Later in the episode, Claire is alone with Black Jack Randall. A long discussion could be had about his psychiatric condition, but for today, we’ll discuss the brutal punch he gave Claire and the kicks that he ordered Corproral Hawkins to administer to Claire. Hit directly in the abdomen, Claire has suffered diaphragm spasm, or more commonly, she had the wind knocked out of her.
When we inhale, the diaphragm contracts, drawing the lungs down and expanding the rib cage. A temporary vacuum is created and air is pulled through the nose and mouth into the lungs. In exhalation, the diaphragm relaxes, the lungs deflate, and air is expelled out of the mouth and nose. A strong kick to the abdomen causes the diaphragm muscles to spasm, unable to contract and relax normally and thus leaving the victim unable to draw a breath. While it is terrifying and panic inducing, having the wind knocked out of you is not life threatening, and resolves on its own in a few moments.
Caitriona Balfe is an amazingly gifted actress and this scene is painful to watch. Claire’s gasping, panicked breaths are heartbreakingly realistic.
Dougal rushes in and saves Claire, leaving Randall under the impression that Claire will be delivered to Fort William before sundown tomorrow.

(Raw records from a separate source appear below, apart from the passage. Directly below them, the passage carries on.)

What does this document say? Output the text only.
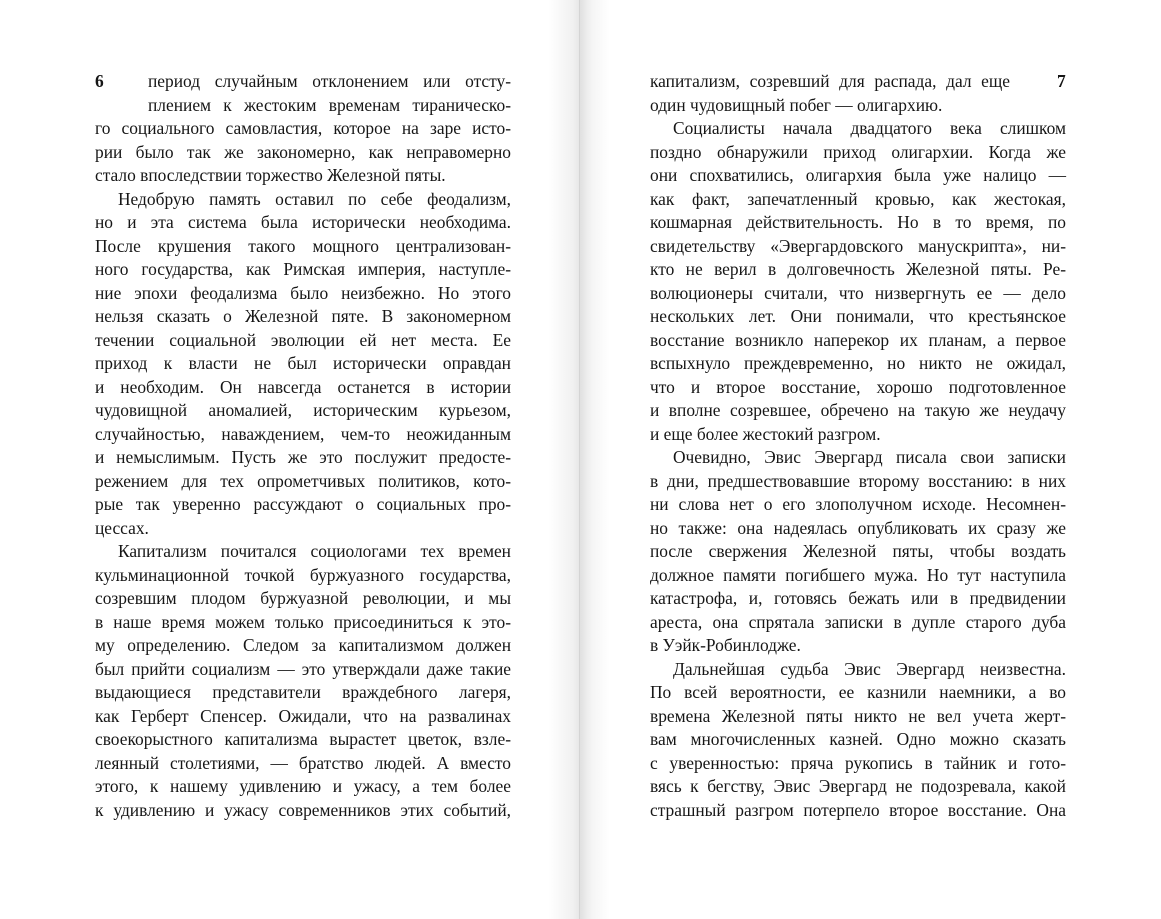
6	период случайным отклонением или отсту-
плением к жестоким временам тираническо-
го социального самовластия, которое на заре исто-
рии было так же закономерно, как неправомерно
стало впоследствии торжество Железной пяты.
Недобрую память оставил по себе феодализм,
но и эта система была исторически необходима.
После крушения такого мощного централизован-
ного государства, как Римская империя, наступле-
ние эпохи феодализма было неизбежно. Но этого
нельзя сказать о Железной пяте. В закономерном
течении социальной эволюции ей нет места. Ее
приход к власти не был исторически оправдан
и необходим. Он навсегда останется в истории
чудовищной аномалией, историческим курьезом,
случайностью, наваждением, чем-то неожиданным
и немыслимым. Пусть же это послужит предосте-
режением для тех опрометчивых политиков, кото-
рые так уверенно рассуждают о социальных про-
цессах.
Капитализм почитался социологами тех времен
кульминационной точкой буржуазного государства,
созревшим плодом буржуазной революции, и мы
в наше время можем только присоединиться к это-
му определению. Следом за капитализмом должен
был прийти социализм — это утверждали даже такие
выдающиеся представители враждебного лагеря,
как Герберт Спенсер. Ожидали, что на развалинах
своекорыстного капитализма вырастет цветок, взле-
леянный столетиями, — братство людей. А вместо
этого, к нашему удивлению и ужасу, а тем более
к удивлению и ужасу современников этих событий,
7
капитализм, созревший для распада, дал еще
один чудовищный побег — олигархию.
Социалисты начала двадцатого века слишком
поздно обнаружили приход олигархии. Когда же
они спохватились, олигархия была уже налицо —
как факт, запечатленный кровью, как жестокая,
кошмарная действительность. Но в то время, по
свидетельству «Эвергардовского манускрипта», ни-
кто не верил в долговечность Железной пяты. Ре-
волюционеры считали, что низвергнуть ее — дело
нескольких лет. Они понимали, что крестьянское
восстание возникло наперекор их планам, а первое
вспыхнуло преждевременно, но никто не ожидал,
что и второе восстание, хорошо подготовленное
и вполне созревшее, обречено на такую же неудачу
и еще более жестокий разгром.
Очевидно, Эвис Эвергард писала свои записки
в дни, предшествовавшие второму восстанию: в них
ни слова нет о его злополучном исходе. Несомнен-
но также: она надеялась опубликовать их сразу же
после свержения Железной пяты, чтобы воздать
должное памяти погибшего мужа. Но тут наступила
катастрофа, и, готовясь бежать или в предвидении
ареста, она спрятала записки в дупле старого дуба
в Уэйк-Робинлодже.
Дальнейшая судьба Эвис Эвергард неизвестна.
По всей вероятности, ее казнили наемники, а во
времена Железной пяты никто не вел учета жерт-
вам многочисленных казней. Одно можно сказать
с уверенностью: пряча рукопись в тайник и гото-
вясь к бегству, Эвис Эвергард не подозревала, какой
страшный разгром потерпело второе восстание. Она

After proving she is not a spy when her gizzards are not burned out at St. Ninian’s spring, Dougal presents to Claire his plan for keeping her out of the hands of the English. The episode ends with Claire downing a bottle of whisky as she considers the prospect of marrying a strapping young Scot.
Hopefully she has stocked her traveling medical kit with plenty of willow bark to ease the hangover she’ll no doubt have tomorrow!
Pruitt, BA. (2006). Combat Casualty Care and Surgical Process. Ann Surg. 243(6): 715-729.